I mean the phenomenon that happens when a language borrows a word, but it gets replaced by a similar-sounding word that is already in the language like from Spanish 'aguacate' to 'avocado' or 'echeque mat' from French to 'check mate' in English?
Your examples are very different. While Spanish avocado might be an instance of folk etymology (history of Spanish is not my area of expertise and I don't feel comfortable commenting on this based on the OED), I will argue English checkmate is not.
Not sure why you think one word replaces the other in the case of checkmate. If we trust the OED, it says it was borrowed from Old French eschec , -ek , -eq , eschac. Loss of Anlaut e- in English in French borrowings is a well-known phonetic change, cf. squire - Old French esquier, escuier; scarf - Old Northern French escarpe etc.
Generally, what you’re trying to describe how a loan word may get changed is known as assimilation, which occurs because of the differences in phonetic/phonological constraints of the donor and recipient languages (this is standard terminology). Sometimes a loan word gets morphologically reanalyzed as well. All of those are different ways how a loan word may be integrated (or nativized) in the recipient language; cf. the screenshot below from Haspelmath 2009 (in Loanwords in the World's Languages: A Comparative Handbook)
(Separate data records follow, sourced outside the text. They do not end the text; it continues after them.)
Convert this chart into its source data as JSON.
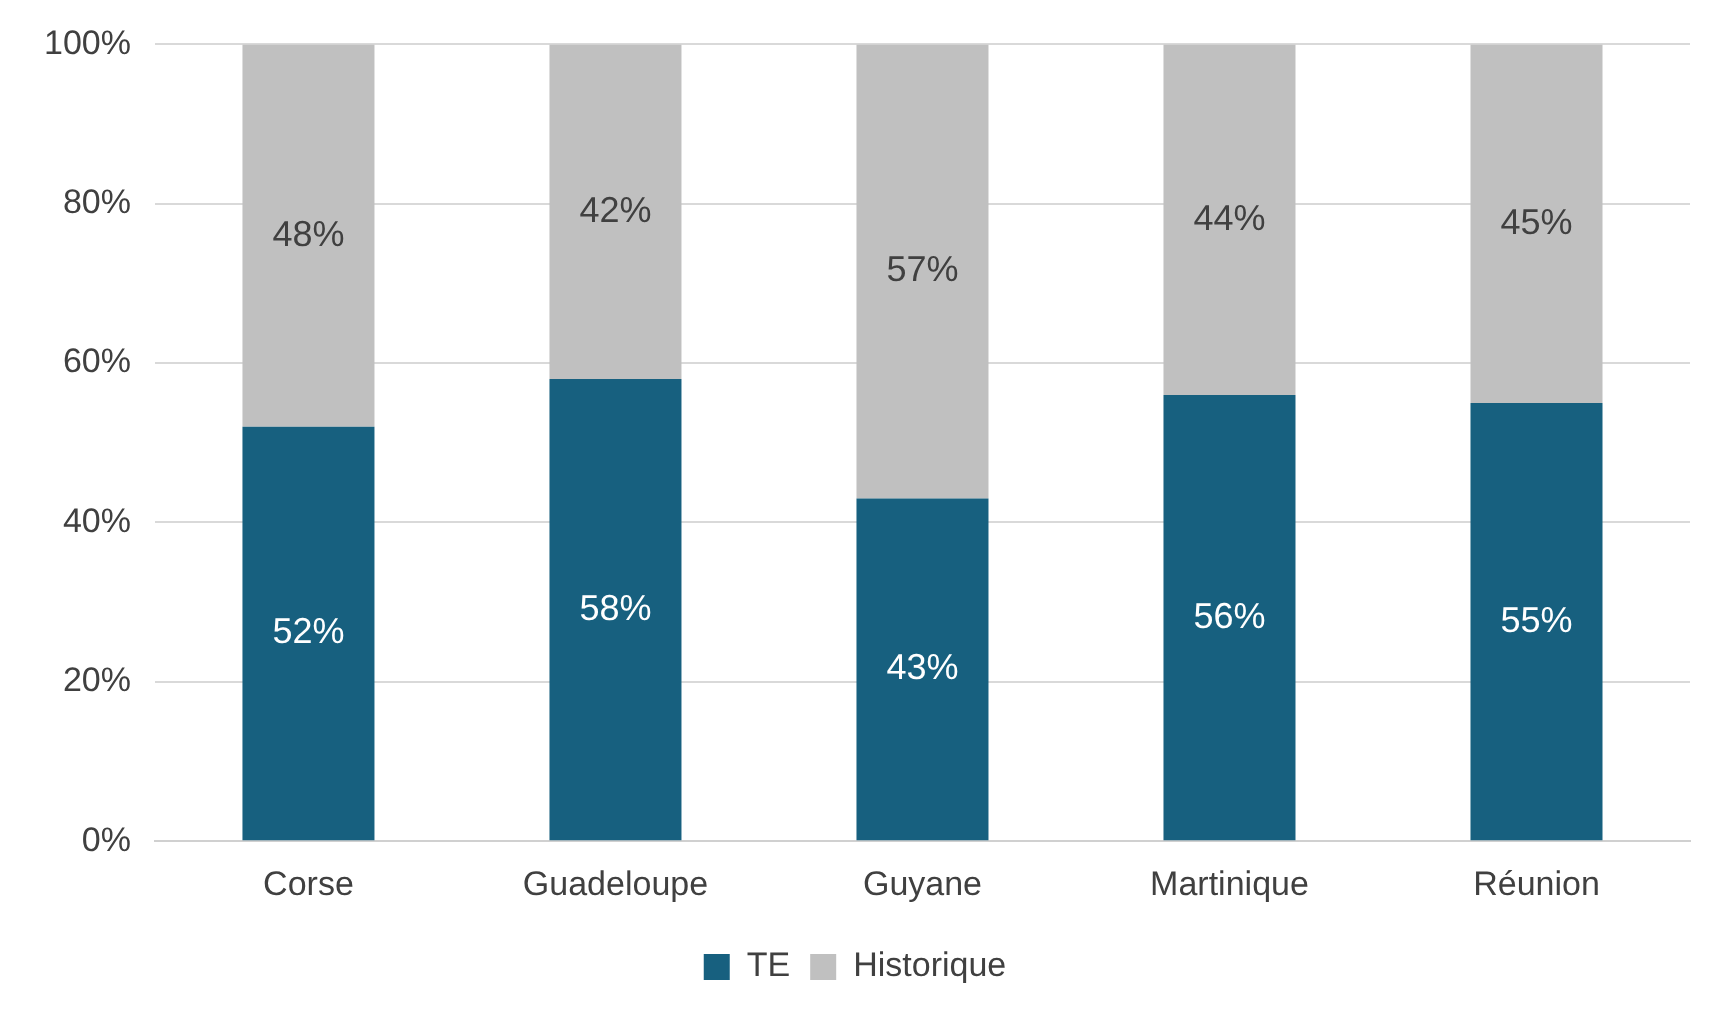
{
  "chart_data": {
    "type": "bar",
    "stacked": true,
    "categories": [
      "Corse",
      "Guadeloupe",
      "Guyane",
      "Martinique",
      "Réunion"
    ],
    "series": [
      {
        "name": "TE",
        "color": "#17607f",
        "values": [
          52,
          58,
          43,
          56,
          55
        ],
        "value_labels": [
          "52%",
          "58%",
          "43%",
          "56%",
          "55%"
        ]
      },
      {
        "name": "Historique",
        "color": "#c0c0c0",
        "values": [
          48,
          42,
          57,
          44,
          45
        ],
        "value_labels": [
          "48%",
          "42%",
          "57%",
          "44%",
          "45%"
        ]
      }
    ],
    "ylim": [
      0,
      100
    ],
    "yticks": [
      {
        "value": 0,
        "label": "0%"
      },
      {
        "value": 20,
        "label": "20%"
      },
      {
        "value": 40,
        "label": "40%"
      },
      {
        "value": 60,
        "label": "60%"
      },
      {
        "value": 80,
        "label": "80%"
      },
      {
        "value": 100,
        "label": "100%"
      }
    ],
    "grid": "y",
    "legend": "bottom"
  }
}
This is called an "expressive loan": when a loanword is reanalyzed to fit into the patterns of the new language.
If an unfamiliar, archaic, or foreign word shifts into something meaningful in the new language, such as expatriate → ex-patriot or Alzheimer's Disease → old-timer's disease, then that's called an "eggcorn". And if the loanword keeps its original form but is given an incorrect etymology in the new language, that's a "folk etymology". There's significant overlap between these three.
I think you're referring to a "folk etymology", where the form or linguistic analysis of a word changes because people don't know the actual history of the word. Hence the original Nahuatl word for avocado "ahuakatl" → Spanish aguacate is attested in 1697 as "Avogato pear", subsequently avocato, avigato, avocado. "Avocado" is said to be influenced by Spanish avocado "lawyer".